Photovoltaikboom im Ruhrgebiet nimmt weiter Fahrt auf Die Energiewende zeigt sich in Bochum besonders deutlich auf den Dächern der Stadt. Immer mehr Hausbesitzer entscheiden sich für die Installation von Solaranlagen, um unabhängiger von steigenden Strompreisen zu werden. Das Ruhrgebiet entwickelt sich dabei zu einer Vorzeigeregion für erneuerbare Energien.

 

Die Stadtwerke Bochum verzeichnen eine stetig wachsende Nachfrage nach Beratungen zur Solarenergie. Besonders in den Stadtteilen Wattenscheid und Langendreer sind die blau schimmernden Module mittlerweile ein gewohnter Anblick. Doch mit der wachsenden Zahl der Anlagen offenbart sich ein Problem, das viele Besitzer unterschätzen: Die Module verlieren durch alltägliche Verschmutzungen erheblich an Leistung. Auch Altbauten mit unterschiedlichen Dachformen bieten geeignete Flächen, sofern Statik und Dachhaut intakt sind. Viele Eigentümer optimieren Ausrichtung und Verschattung, um den Tagesverlauf besser zu nutzen.
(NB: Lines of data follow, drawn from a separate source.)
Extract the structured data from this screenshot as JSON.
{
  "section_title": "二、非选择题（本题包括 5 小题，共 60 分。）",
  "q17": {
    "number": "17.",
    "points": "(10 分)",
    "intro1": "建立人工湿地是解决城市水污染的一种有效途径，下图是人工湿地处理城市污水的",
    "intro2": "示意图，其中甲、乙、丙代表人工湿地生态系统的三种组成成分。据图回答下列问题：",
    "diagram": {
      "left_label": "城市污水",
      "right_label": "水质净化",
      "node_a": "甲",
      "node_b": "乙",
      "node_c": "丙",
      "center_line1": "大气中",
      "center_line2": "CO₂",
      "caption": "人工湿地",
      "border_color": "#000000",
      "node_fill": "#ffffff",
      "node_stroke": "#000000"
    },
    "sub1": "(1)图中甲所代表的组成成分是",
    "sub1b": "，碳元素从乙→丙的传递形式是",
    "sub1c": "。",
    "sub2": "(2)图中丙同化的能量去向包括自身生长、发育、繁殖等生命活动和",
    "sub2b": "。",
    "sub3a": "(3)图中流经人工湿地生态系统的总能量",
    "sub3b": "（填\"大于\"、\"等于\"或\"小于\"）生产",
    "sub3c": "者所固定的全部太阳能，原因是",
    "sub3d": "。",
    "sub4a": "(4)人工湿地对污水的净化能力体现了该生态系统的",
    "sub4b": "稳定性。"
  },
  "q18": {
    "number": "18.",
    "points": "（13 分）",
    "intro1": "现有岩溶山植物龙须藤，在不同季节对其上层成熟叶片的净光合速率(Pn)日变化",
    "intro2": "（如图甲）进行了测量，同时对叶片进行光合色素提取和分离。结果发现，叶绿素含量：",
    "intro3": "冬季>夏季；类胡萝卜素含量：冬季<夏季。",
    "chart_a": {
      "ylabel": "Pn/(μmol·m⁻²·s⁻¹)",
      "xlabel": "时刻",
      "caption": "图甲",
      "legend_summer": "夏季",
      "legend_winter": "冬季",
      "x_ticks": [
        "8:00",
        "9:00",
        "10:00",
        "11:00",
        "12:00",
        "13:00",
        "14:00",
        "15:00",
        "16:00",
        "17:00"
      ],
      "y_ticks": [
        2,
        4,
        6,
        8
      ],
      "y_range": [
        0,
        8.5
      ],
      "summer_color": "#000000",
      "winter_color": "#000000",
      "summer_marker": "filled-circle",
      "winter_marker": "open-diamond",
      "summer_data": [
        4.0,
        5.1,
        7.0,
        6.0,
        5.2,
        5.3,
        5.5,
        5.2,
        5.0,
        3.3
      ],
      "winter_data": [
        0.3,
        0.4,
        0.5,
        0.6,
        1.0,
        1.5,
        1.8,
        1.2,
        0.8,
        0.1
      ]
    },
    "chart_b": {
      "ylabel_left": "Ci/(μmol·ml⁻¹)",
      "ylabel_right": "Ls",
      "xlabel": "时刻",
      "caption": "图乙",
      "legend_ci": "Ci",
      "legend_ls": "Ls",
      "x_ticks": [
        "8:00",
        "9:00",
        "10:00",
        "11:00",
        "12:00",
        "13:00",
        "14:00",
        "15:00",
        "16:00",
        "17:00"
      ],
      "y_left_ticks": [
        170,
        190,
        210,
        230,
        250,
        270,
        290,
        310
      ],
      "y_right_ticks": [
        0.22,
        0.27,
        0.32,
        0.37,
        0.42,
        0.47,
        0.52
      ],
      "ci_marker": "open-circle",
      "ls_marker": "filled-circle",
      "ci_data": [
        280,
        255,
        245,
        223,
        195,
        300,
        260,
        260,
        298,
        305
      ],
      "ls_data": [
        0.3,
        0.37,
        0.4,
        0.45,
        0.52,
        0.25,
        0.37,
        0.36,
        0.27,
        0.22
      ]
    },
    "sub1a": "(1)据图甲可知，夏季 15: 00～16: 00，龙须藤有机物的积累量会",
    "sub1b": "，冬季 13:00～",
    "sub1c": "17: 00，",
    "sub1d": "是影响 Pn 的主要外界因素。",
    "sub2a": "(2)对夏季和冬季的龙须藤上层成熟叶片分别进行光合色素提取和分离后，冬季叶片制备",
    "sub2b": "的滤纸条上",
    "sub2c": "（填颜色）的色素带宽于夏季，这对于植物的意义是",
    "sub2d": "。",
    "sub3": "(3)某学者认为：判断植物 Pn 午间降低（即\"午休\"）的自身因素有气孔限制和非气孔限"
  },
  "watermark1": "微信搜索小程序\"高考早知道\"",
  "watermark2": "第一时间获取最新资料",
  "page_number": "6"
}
Beratungsangebote der Stadt und regionale Handwerksbetriebe unterstützen bei Planung und Genehmigungen, wodurch Projekte zügig umgesetzt werden können. Mit der wachsenden Verbreitung steigt zugleich das Bewusstsein, dass Betrieb und Pflege ebenso wichtig sind wie die Anschaffung.

Unsichtbare Leistungsfresser auf dem Dach

Staub, Pollen und Vogelkot sind die natürlichen Feinde jeder Solaranlage. Was für das bloße Auge oft kaum sichtbar ist, kann die Stromproduktion empfindlich beeinträchtigen. Bereits eine dünne Staubschicht reduziert die Leistung spürbar, während hartnäckige Verschmutzungen durch Vogelkot einzelne Module komplett lahmlegen können.

Besonders in Bochum, wo Industrie und Natur aufeinandertreffen, sammeln sich verschiedenste Ablagerungen auf den Modulen. Die Nähe zu Verkehrswegen und die typischen Wetterlagen des Ruhrgebiets begünstigen eine schnelle Verschmutzung. Viele Anlagenbesitzer bemerken die schleichende Leistungsminderung erst, wenn die Stromrechnung trotz Solaranlage höher ausfällt als erwartet. Dabei ließe sich dieser Verlust durch regelmäßige Wartung vermeiden. Laub und Blütenstaub sammeln sich bevorzugt an Rahmenkanten und bilden mit Feuchtigkeit einen Film, der das Glas langfristig anraut. An stark befahrenen Straßen lagern sich zudem Rußpartikel ab, die das Licht streuen. Selbst kleine Verschattungen durch Schmutzränder können Reihenschaltungen ausbremsen, weil das schwächste Modul den Stromfluss begrenzt.

Warum Regenwasser allein nicht ausreicht

Ein weit verbreiteter Irrglaube unter Solaranlagenbesitzern ist, dass Regen die Module ausreichend reinigt. Tatsächlich kann Regenwasser lose aufliegende Partikel wegspülen, doch gegen hartnäckige Verschmutzungen ist es machtlos. Gerade in den Sommermonaten, wenn die Solarerträge am höchsten sein sollten, fehlt oft der reinigende Niederschlag.